Atlantic City’s lower tier
- Bally’s: $53.9 million. Well back of “the big six,” but this still is good news for this Boardwalk site as it has climbed of late from last place in 2019 ($176 million in gross gaming revenue). Plus its recent sale to Twin River included the Rhode Island-based company changing its name to Bally’s nationwide. Best of all is a promised $90 million upgrade — unless you want to count going from being a second-tier Caesars Entertainment property to being a key focus of the former Twin River casino company.

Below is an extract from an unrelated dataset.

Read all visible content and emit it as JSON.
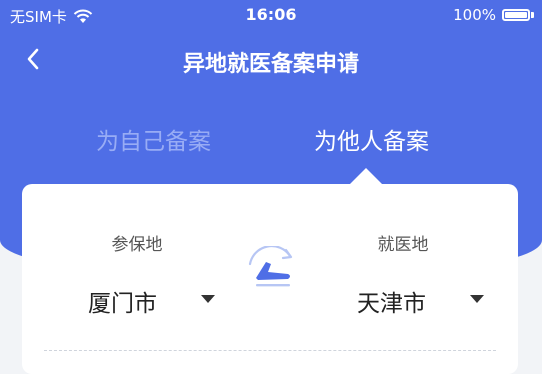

- Resorts: $51 million. The city’s first casino — it opened in 1978 as the first such legal gambling den east of Nevada — has kept its head above water against newer, bigger, stronger competition. Resorts this year upgraded its already highly regarded Italian restaurant Capriccio, but new money is flying in all over the city so the task for Resorts isn’t getting any easier.
- Golden Nugget: $40 million. This is a drop of two slots for the Marina District property previously known as Trump’s Castle and Trump Marina. Its owners get to manage the publicly owned, 640-slip Frank Farley Marina, which is a perk. But the bulk of its most recent renovations occurred eight years ago. Will Landry’s — Golden Nugget’s owner — be prepared to keep pace in the largest across-the-board casino upgrade competition since Borgata opened in 2003?